Rochelle Beckstine is a reporter for MainStreet Newspapers.

Column
By Tim Thomas
The Jackson Herald
May 30, 2001


Thank athletes, not realignment
Looking back on the 2000-01 school year, it's hard not to be reminded of the old cheer, "It's great to be a Dragon fan." Regardless of what the placemat at the Chinese restaurant says, it was definitely the Year of the Dragon.
There are those who attribute Jefferson's success this year in athletics to the GHSA realignment of 2000 that dropped the number of Class A schools from 106 to 73, and only a fool would totally discount the effects of so immense a change.

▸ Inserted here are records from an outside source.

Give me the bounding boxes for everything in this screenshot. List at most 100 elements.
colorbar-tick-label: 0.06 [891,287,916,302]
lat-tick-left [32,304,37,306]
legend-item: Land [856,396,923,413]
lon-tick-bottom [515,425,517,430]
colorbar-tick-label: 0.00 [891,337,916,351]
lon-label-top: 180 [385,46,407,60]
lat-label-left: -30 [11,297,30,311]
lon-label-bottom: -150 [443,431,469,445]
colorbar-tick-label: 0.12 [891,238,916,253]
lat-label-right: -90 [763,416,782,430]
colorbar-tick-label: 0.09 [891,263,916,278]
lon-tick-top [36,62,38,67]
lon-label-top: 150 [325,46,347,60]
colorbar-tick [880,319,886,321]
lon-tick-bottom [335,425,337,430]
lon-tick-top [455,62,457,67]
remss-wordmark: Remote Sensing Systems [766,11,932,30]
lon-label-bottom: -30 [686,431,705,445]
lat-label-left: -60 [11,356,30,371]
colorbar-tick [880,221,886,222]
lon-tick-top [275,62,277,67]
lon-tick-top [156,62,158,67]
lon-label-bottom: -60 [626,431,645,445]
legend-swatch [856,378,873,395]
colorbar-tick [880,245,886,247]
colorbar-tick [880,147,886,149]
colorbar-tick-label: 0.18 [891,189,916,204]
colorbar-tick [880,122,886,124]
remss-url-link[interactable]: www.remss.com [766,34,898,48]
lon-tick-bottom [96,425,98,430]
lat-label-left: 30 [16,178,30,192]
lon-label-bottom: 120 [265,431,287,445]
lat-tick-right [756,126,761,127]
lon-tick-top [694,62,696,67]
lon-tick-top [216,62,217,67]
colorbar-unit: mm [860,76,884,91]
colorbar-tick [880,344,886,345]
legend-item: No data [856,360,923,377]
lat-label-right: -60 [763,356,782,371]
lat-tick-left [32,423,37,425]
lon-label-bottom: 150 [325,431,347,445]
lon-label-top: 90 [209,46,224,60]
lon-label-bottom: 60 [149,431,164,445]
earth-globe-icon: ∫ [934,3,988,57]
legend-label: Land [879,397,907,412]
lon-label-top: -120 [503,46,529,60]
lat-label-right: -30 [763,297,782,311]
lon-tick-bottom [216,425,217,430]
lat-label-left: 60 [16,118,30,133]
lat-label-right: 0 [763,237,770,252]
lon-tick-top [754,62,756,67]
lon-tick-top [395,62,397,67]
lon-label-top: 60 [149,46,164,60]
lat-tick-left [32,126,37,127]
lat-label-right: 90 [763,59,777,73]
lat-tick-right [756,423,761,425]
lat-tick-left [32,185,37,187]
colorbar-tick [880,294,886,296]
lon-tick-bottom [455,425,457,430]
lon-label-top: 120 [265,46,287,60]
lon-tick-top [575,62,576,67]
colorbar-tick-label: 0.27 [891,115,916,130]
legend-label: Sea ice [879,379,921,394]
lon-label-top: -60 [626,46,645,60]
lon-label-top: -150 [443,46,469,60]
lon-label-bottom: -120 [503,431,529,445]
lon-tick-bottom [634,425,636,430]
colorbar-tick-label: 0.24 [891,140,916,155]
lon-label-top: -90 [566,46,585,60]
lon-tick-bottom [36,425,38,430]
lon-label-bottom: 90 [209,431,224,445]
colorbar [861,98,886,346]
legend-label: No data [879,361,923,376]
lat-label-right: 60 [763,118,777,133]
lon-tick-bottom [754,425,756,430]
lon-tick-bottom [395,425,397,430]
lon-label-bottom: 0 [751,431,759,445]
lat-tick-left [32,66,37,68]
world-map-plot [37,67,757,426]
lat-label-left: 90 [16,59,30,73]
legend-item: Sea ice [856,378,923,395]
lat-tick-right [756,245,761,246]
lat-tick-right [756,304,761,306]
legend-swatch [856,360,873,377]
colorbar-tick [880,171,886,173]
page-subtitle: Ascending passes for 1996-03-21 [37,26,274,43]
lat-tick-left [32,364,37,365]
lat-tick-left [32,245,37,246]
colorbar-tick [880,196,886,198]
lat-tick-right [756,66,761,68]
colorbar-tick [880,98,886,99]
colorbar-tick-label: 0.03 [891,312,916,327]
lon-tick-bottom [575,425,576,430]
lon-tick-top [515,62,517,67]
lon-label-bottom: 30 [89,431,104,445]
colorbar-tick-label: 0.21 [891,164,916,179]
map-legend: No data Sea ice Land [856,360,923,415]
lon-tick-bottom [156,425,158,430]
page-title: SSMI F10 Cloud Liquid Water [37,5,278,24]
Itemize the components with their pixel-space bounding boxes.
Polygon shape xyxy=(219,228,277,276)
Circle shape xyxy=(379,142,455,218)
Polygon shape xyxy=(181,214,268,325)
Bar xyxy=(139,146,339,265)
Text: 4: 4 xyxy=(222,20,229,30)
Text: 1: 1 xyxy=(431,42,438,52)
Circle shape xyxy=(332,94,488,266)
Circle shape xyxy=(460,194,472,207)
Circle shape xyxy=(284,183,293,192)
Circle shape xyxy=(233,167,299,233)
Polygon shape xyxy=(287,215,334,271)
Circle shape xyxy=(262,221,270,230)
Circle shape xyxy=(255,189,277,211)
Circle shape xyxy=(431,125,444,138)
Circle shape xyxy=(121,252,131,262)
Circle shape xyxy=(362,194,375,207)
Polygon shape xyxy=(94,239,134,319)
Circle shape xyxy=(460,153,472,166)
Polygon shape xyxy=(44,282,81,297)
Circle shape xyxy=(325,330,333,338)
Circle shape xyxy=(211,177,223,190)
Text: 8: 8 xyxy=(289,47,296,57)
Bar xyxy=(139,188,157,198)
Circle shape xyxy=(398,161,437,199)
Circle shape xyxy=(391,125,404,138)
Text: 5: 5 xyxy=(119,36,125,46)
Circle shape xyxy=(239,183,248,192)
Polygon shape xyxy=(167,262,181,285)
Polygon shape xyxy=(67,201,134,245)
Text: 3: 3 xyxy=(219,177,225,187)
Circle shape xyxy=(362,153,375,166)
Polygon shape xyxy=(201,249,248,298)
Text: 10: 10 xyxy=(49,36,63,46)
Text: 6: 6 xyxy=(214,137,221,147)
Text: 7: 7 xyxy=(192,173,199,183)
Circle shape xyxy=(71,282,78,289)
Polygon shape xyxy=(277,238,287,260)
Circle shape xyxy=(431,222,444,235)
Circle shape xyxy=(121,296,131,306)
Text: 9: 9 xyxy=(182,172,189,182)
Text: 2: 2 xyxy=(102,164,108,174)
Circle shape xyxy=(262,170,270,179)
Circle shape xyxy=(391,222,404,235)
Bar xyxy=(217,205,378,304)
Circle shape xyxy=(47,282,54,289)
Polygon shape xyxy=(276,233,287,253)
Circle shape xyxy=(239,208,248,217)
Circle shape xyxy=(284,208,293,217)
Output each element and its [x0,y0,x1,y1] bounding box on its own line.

Still, even realignment can't account for the unprecedented level of success enjoyed by Dragon sports teams during the past year. A closer look at each sport provides glimpse into that fact. Let's take a look at the three state championship seasons, though the case could also be made in other sports.
Girls' basketball. Of the 32 teams that qualified for the state playoffs a year ago, 15 moved up at least one classification. It's also worth noting that of the four finalists in the 2001 Class A and Class AA tournaments, three (Jefferson, Wesleyan and Greater Atlanta Christian) had been in Region 8-A a year earlier. On the surface, realignment seems to have helped the Lady Dragons immensely. But let's look closer.

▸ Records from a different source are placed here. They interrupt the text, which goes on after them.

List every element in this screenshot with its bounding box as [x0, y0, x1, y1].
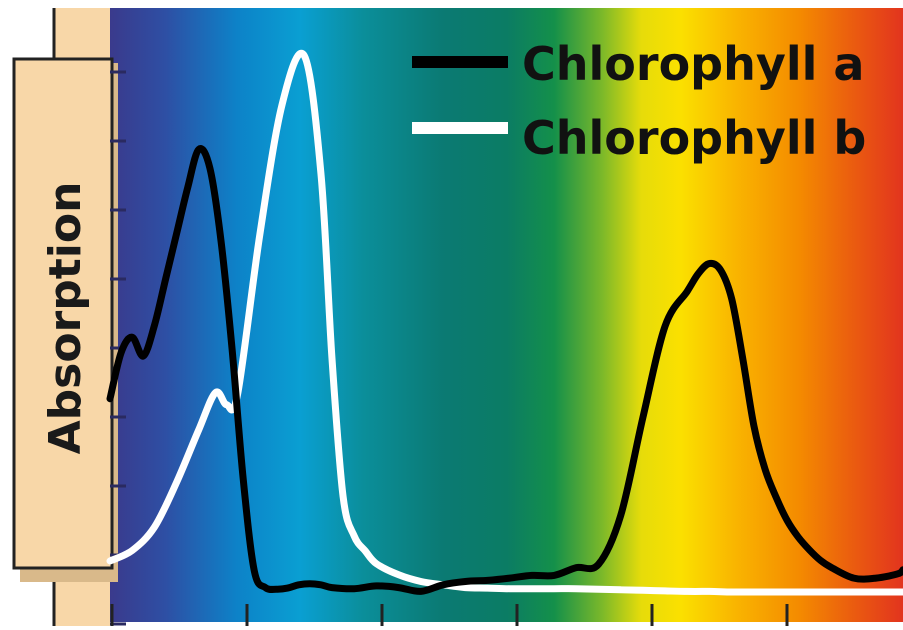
legend-label-chlorophyll-a: Chlorophyll a: [522, 37, 864, 91]
y-axis-label: Absorption: [40, 182, 91, 455]
legend-label-chlorophyll-b: Chlorophyll b: [522, 111, 866, 165]
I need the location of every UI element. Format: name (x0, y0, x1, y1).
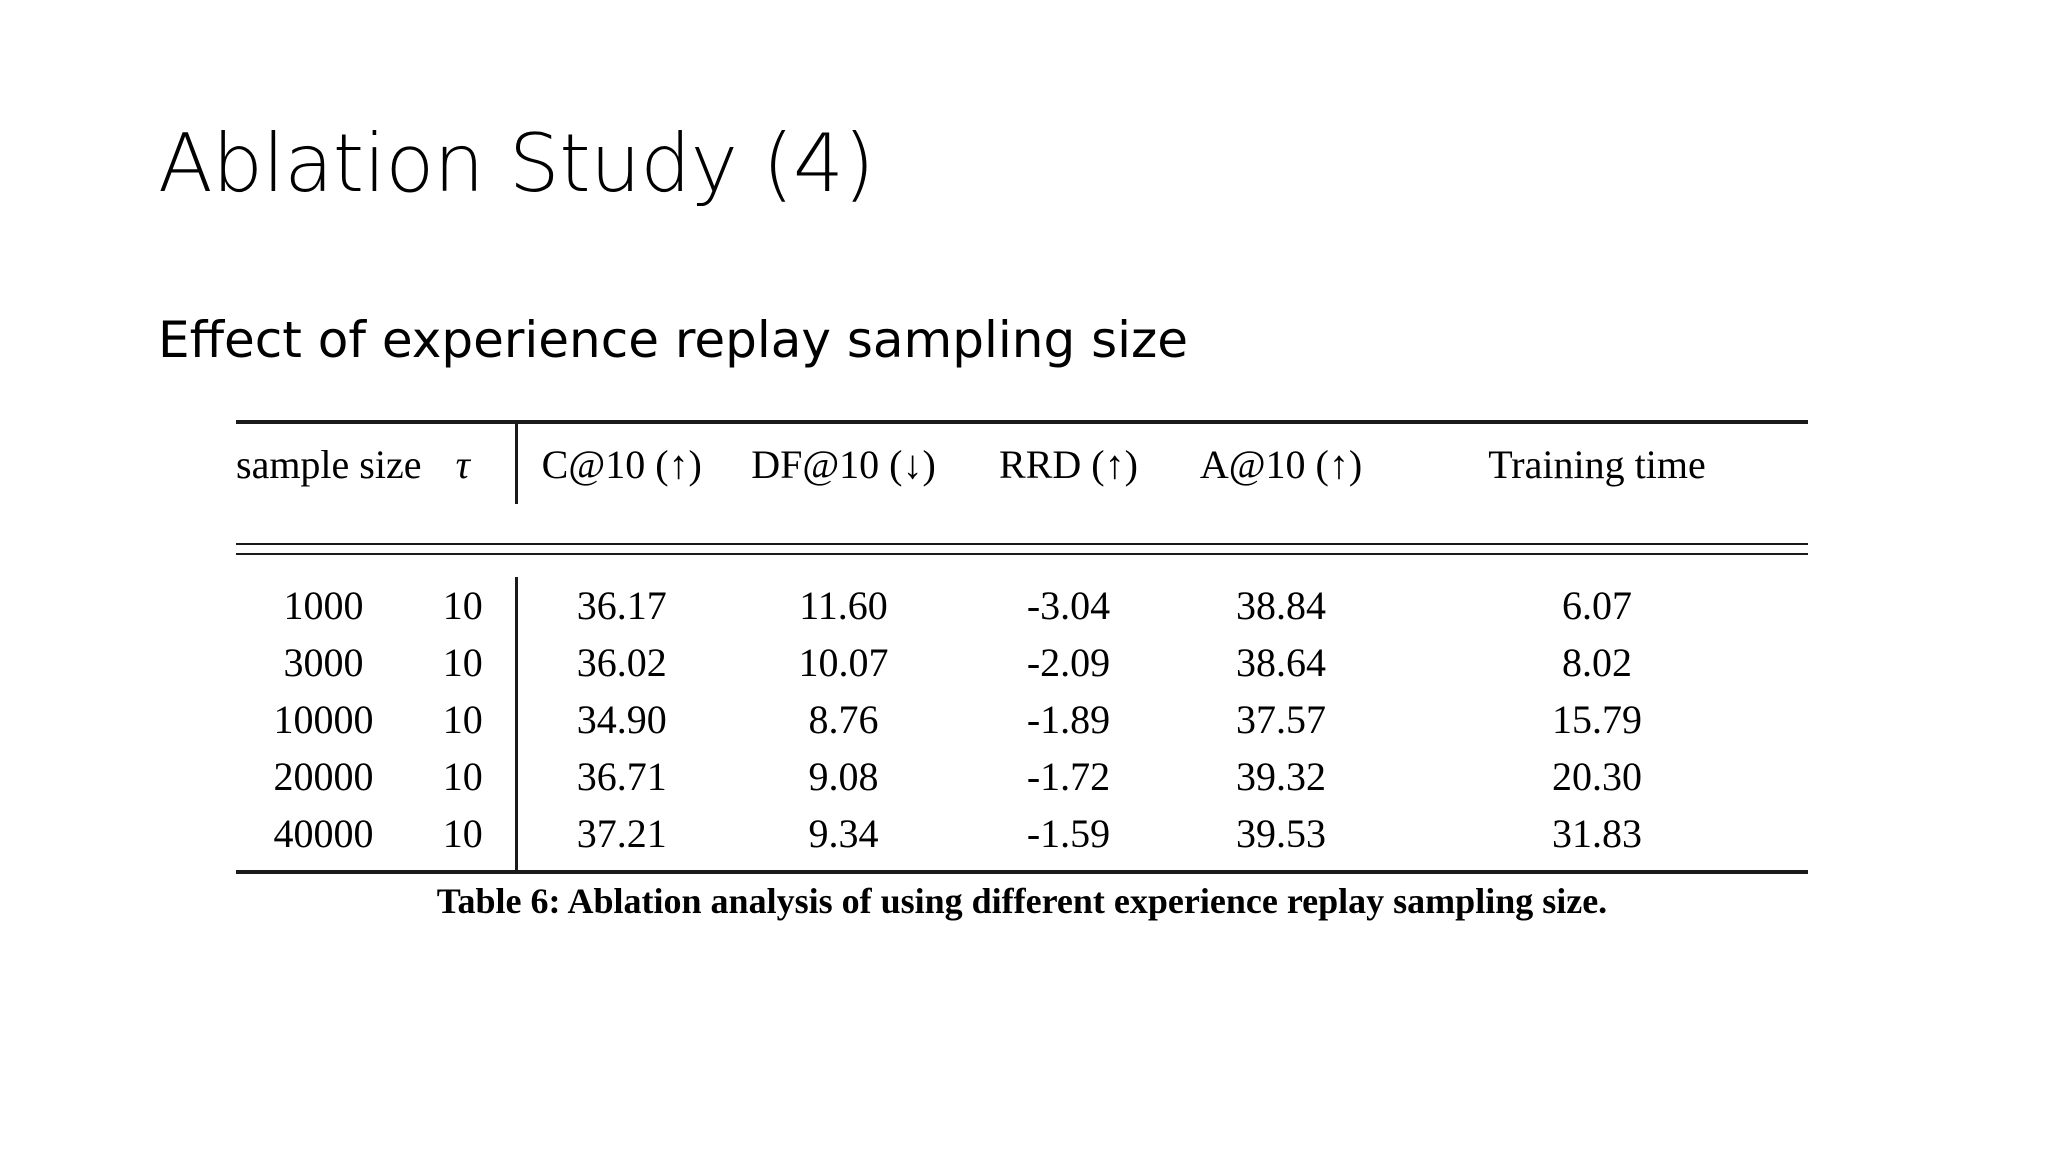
cell-rrd: -1.72 (1026, 754, 1111, 799)
cell-sample-size: 3000 (283, 640, 364, 685)
cell-df10: 10.07 (798, 640, 889, 685)
cell-a10-best: 39.53 (1236, 811, 1326, 856)
cell-sample-size: 10000 (273, 697, 374, 742)
cell-training-time: 6.07 (1562, 583, 1632, 628)
results-table: sample size τ C@10 (↑) DF@10 (↓) RRD (↑)… (236, 424, 1808, 870)
slide-title: Ablation Study (4) (158, 117, 875, 210)
cell-df10: 11.60 (799, 583, 888, 628)
table-top-rule (236, 420, 1808, 424)
column-header-rrd: RRD (↑) (999, 441, 1138, 487)
table-bottom-rule (236, 870, 1808, 874)
cell-tau: 10 (411, 634, 518, 691)
table-caption: Table 6: Ablation analysis of using diff… (436, 881, 1608, 921)
header-double-rule (236, 504, 1808, 577)
cell-training-time: 8.02 (1562, 640, 1632, 685)
cell-sample-size: 20000 (273, 754, 374, 799)
cell-sample-size: 1000 (283, 583, 364, 628)
cell-rrd: -3.04 (1026, 583, 1111, 628)
column-header-training-time: Training time (1488, 441, 1706, 487)
column-header-df10: DF@10 (↓) (751, 441, 936, 487)
cell-a10: 38.64 (1236, 640, 1326, 685)
cell-c10: 34.90 (576, 697, 667, 742)
table-row: 1000 10 36.17 11.60 -3.04 38.84 6.07 (236, 577, 1808, 634)
cell-a10: 39.32 (1236, 754, 1326, 799)
table-row: 40000 10 37.21 9.34 -1.59 39.53 31.83 (236, 805, 1808, 870)
cell-a10: 37.57 (1236, 697, 1326, 742)
cell-tau: 10 (411, 748, 518, 805)
column-header-tau: τ (411, 424, 518, 504)
cell-a10: 38.84 (1236, 583, 1326, 628)
cell-df10: 9.34 (808, 811, 879, 856)
cell-rrd: -2.09 (1026, 640, 1111, 685)
column-header-sample-size: sample size (236, 441, 422, 487)
cell-df10: 9.08 (808, 754, 879, 799)
cell-rrd: -1.89 (1026, 697, 1111, 742)
cell-rrd-best: -1.59 (1026, 811, 1111, 856)
cell-sample-size: 40000 (273, 811, 374, 856)
cell-tau: 10 (411, 805, 518, 870)
table-row: 20000 10 36.71 9.08 -1.72 39.32 20.30 (236, 748, 1808, 805)
cell-c10: 36.17 (576, 583, 667, 628)
table-row: 10000 10 34.90 8.76 -1.89 37.57 15.79 (236, 691, 1808, 748)
cell-c10-best: 37.21 (576, 811, 667, 856)
cell-training-time: 15.79 (1552, 697, 1642, 742)
column-header-a10: A@10 (↑) (1199, 441, 1363, 487)
table-row: 3000 10 36.02 10.07 -2.09 38.64 8.02 (236, 634, 1808, 691)
cell-c10: 36.71 (576, 754, 667, 799)
cell-training-time: 20.30 (1552, 754, 1642, 799)
slide-subtitle: Effect of experience replay sampling siz… (158, 311, 1189, 369)
column-header-c10: C@10 (↑) (541, 441, 702, 487)
cell-tau: 10 (411, 691, 518, 748)
cell-df10-best: 8.76 (808, 697, 879, 742)
table-header-row: sample size τ C@10 (↑) DF@10 (↓) RRD (↑)… (236, 424, 1808, 504)
cell-tau: 10 (411, 577, 518, 634)
cell-training-time: 31.83 (1552, 811, 1642, 856)
results-table-block: sample size τ C@10 (↑) DF@10 (↓) RRD (↑)… (236, 420, 1808, 922)
cell-c10: 36.02 (576, 640, 667, 685)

The margins of victory in both the Class A and Class AA tournaments left little doubt as to who the best teams were, at least until the finals. The fact that GAC cruised to the Class AA title, combined with the fact that Jefferson narrowly defeated GAC during the final week of the regular season, proves that Jefferson and GAC were at least on the same level, and that Jefferson probably would have had little trouble reaching at least the semifinals even in Class AA this year. Basically, the only effect on Jefferson's title run would have been they might have had to down both GAC and Wesleyan to win, rather than just one. Not easy, but still doable. And still at least a final four team.
Slow-pitch softball. Jefferson had also reached Columbus in 1999, and only two of the eight teams from that year's quarterfinals moved up after reclassification. Granted, one of those two was champion Telfair County, but the Trojans had lost during the tournament to runner-up Calvary Baptist, who Jefferson defeated in this year's tournament. Again, not as easy a ride, but certainly doable, and almost surely a state finalist at least.
Wrestling. This won't be a popular statement, but without Lovett's move into Class AAA last year, Jefferson would have been runner-up again in 2001. The Lions easily recovered from their jump up two classifications by convincingly winning the 2001 Class AAA title. But Jefferson would still have been in the top four, and probably second.
The point being this: the GHSA realignment surely played a role in the overwhelming success of Jefferson's athletic programs in 2000-01, but not nearly as big a role as the incredibly talented Dragon athletes. Congratulations to you all.